Depuis l’annonce durant l’été dernier de la signature de Nolann Le Garrec à La Rochelle, qu’il rejoindra à partir de la saison 2025-2026, un intense jeu de chaises mucicales s’est opéré au sein des clubs de l’élite désireux de se renforcer au poste de demi de mêlée. Explications.
Depuis l’été passé, s’il y a bien un poste qui a enflammé le marché des transferts, c’est celui de demi de mêlée. Pas la peine de compter le nombre d’articles parus sur des prospections ou transactions concernant les numéros 9, dans nos colonnes ou ailleurs, il y en a eu des dizaines. La raison est simple : une grande majorité de clubs de l’élite s’est retrouvée concernée. L’élément déclencheur de cette frénésie (qui n’est d’ailleurs pas totalement terminée) vient certainement du choix de Nolann Le Garrec.

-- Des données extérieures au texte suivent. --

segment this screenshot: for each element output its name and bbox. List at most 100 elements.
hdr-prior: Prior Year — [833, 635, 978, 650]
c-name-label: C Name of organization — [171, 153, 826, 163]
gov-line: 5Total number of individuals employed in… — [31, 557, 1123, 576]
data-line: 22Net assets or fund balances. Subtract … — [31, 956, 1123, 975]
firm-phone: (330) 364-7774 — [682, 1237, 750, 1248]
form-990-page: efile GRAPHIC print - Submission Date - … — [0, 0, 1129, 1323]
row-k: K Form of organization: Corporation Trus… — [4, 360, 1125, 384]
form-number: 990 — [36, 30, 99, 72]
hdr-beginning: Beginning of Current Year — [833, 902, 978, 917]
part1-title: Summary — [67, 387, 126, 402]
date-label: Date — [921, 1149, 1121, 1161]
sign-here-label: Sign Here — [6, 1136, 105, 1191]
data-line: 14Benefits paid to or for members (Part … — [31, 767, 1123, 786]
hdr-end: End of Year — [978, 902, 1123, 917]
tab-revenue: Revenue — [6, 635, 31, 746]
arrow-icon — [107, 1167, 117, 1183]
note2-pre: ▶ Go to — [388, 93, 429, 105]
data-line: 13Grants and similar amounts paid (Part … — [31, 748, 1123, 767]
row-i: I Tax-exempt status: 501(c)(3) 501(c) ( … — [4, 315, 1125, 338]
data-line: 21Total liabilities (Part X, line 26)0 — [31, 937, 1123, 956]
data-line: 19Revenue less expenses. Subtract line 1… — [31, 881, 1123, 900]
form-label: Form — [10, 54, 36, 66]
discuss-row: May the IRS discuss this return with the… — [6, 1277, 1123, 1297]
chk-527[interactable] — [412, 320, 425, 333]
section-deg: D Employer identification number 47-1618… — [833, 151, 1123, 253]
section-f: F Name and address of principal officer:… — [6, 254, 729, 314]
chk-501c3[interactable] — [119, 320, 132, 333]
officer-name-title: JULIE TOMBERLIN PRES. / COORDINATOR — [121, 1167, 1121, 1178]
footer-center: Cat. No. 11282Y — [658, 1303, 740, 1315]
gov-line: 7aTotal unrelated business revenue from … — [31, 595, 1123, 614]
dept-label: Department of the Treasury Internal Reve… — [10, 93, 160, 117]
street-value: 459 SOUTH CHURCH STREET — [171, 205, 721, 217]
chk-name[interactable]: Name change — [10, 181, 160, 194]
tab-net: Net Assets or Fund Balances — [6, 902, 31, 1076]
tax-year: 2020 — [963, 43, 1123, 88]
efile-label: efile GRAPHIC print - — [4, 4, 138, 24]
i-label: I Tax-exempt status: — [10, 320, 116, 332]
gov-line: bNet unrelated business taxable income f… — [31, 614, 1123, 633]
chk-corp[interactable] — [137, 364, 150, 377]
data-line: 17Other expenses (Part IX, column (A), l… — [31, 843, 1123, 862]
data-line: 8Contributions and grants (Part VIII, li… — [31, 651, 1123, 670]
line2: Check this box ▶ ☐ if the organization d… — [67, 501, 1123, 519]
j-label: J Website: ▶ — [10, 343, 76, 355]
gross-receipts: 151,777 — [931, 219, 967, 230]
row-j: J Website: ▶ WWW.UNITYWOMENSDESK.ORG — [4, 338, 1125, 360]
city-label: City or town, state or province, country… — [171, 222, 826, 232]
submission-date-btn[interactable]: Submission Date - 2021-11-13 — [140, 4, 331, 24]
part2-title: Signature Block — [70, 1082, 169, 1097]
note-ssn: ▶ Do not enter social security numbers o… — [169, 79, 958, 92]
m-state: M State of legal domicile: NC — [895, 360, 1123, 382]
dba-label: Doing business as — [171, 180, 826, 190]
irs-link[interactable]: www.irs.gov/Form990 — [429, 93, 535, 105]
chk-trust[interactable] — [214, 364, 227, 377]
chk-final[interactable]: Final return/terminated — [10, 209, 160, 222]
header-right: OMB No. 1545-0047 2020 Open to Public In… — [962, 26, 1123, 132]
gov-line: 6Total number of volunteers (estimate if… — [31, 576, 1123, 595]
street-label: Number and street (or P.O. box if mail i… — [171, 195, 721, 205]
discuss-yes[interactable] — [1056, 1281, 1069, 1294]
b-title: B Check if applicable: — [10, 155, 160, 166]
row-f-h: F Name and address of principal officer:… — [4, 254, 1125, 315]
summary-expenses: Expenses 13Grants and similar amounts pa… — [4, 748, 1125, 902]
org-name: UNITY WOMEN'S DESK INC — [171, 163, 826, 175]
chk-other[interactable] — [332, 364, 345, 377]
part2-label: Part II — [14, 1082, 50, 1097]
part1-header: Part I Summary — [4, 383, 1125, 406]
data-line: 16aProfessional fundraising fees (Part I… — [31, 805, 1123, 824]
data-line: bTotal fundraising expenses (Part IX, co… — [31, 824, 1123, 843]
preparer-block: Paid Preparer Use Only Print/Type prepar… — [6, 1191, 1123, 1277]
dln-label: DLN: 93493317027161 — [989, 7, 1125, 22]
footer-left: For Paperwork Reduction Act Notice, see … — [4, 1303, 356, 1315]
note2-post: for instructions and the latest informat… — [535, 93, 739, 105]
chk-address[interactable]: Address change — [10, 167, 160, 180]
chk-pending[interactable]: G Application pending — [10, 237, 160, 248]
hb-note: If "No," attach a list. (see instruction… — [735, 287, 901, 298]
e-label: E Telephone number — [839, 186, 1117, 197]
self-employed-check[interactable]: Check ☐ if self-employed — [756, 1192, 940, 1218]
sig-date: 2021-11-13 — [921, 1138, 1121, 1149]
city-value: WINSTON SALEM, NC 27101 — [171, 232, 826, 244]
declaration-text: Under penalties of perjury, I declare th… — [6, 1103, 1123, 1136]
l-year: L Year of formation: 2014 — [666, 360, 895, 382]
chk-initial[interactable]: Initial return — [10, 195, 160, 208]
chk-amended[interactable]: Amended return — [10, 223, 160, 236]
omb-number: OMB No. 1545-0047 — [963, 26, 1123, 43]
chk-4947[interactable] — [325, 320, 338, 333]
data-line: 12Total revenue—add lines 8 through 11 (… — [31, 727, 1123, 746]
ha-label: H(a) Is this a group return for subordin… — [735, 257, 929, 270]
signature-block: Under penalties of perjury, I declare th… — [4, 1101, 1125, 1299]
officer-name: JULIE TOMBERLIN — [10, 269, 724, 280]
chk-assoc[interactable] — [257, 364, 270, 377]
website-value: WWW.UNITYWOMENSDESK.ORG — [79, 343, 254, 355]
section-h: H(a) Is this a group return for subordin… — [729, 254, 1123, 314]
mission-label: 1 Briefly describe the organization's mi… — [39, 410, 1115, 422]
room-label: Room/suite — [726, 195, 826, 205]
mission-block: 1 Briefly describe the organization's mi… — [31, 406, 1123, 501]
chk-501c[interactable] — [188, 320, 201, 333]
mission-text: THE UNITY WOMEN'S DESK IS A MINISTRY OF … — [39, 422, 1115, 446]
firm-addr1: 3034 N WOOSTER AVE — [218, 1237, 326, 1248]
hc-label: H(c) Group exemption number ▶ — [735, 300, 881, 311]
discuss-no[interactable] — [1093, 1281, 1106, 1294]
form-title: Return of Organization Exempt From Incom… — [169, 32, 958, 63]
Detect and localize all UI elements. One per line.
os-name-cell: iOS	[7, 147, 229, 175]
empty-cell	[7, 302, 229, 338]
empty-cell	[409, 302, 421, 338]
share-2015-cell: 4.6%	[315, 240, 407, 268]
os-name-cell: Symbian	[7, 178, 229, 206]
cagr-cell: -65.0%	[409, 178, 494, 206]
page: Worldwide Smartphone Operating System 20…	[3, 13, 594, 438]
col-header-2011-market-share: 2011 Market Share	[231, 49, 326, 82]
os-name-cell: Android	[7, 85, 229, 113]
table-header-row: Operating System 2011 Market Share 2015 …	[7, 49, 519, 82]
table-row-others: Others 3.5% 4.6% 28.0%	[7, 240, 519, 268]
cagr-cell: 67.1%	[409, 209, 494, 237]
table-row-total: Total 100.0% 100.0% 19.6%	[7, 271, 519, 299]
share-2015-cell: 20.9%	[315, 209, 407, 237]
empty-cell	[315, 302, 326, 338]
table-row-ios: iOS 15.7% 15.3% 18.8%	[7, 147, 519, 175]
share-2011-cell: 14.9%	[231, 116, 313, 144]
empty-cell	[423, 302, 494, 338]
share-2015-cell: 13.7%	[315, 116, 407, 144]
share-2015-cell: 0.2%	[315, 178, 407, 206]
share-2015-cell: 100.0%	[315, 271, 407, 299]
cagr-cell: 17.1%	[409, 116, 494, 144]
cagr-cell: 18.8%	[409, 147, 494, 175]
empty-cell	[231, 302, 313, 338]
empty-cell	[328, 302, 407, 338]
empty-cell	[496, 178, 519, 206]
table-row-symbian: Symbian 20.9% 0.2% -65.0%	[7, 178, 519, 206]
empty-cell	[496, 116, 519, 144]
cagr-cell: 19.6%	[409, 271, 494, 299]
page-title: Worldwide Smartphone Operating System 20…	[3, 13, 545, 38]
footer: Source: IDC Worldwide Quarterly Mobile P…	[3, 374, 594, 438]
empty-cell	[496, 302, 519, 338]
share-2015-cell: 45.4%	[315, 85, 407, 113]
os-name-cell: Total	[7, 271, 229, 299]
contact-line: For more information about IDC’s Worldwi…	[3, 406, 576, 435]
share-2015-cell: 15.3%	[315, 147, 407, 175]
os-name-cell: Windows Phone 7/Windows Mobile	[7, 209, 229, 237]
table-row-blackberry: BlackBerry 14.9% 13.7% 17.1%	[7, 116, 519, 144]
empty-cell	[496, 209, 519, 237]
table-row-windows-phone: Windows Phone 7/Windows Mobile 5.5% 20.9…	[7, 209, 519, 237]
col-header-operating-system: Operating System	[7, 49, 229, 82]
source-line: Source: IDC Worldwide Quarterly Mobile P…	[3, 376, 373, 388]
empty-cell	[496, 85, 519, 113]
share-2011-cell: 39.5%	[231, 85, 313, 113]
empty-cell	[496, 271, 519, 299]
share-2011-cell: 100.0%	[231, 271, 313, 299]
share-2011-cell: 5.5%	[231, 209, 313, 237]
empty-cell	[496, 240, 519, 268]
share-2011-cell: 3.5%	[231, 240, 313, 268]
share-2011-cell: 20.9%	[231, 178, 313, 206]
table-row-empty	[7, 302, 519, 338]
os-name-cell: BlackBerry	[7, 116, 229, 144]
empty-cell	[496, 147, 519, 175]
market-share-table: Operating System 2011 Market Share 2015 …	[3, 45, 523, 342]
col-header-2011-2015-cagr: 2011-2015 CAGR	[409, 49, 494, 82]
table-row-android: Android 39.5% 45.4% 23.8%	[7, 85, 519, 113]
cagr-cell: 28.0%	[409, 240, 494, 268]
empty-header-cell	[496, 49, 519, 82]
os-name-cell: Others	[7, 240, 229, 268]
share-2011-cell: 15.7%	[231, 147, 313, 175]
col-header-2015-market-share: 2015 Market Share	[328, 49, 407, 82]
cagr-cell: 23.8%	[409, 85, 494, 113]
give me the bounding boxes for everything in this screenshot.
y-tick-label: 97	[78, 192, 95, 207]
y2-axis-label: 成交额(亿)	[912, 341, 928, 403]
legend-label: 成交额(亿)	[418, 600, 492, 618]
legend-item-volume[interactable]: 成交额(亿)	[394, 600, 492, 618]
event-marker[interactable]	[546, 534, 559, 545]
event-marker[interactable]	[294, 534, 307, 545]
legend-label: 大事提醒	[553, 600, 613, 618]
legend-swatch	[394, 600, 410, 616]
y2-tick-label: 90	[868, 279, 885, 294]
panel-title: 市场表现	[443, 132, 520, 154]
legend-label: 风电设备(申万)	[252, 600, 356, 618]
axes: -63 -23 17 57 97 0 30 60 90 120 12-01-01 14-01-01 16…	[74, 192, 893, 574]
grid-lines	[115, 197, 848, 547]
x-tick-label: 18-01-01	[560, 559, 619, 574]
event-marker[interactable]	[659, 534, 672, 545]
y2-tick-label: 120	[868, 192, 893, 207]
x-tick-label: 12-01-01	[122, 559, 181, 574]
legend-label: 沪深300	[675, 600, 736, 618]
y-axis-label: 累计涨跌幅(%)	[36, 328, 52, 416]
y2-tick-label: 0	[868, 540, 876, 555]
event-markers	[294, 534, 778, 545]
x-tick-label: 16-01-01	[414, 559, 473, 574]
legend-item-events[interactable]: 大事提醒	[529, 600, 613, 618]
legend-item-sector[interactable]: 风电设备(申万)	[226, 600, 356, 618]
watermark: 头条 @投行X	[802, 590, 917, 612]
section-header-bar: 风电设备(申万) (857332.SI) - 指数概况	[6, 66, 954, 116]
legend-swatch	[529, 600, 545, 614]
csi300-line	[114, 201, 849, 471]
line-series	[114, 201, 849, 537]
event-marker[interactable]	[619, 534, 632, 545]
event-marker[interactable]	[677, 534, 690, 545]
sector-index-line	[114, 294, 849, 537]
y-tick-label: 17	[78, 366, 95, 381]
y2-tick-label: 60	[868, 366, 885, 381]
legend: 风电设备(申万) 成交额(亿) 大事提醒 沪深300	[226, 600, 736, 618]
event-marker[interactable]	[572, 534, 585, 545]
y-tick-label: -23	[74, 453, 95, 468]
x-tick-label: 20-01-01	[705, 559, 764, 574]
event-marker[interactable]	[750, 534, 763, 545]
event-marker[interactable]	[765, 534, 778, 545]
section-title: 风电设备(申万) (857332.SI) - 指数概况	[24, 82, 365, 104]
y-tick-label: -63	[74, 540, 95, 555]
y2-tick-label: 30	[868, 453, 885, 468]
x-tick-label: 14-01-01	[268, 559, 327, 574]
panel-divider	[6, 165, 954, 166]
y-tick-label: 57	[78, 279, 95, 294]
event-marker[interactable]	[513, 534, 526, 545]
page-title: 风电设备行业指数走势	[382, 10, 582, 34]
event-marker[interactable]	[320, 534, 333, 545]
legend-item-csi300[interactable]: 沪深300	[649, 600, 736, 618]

L’international français (22 ans ; 7 sélections), qui arrivait en fin de contrat avec le Racing 92 en juin 2025, s’imposait comme l’un des joueurs les plus convoités. Logique. Mais, si sa prolongation était érigée en priorité chez les dirigeants franciliens, l’intéressé a pris très tôt (mi-août) la décision de s’engager en faveur de La Rochelle. Ce qui a forcément eu de nombreuses conséquences…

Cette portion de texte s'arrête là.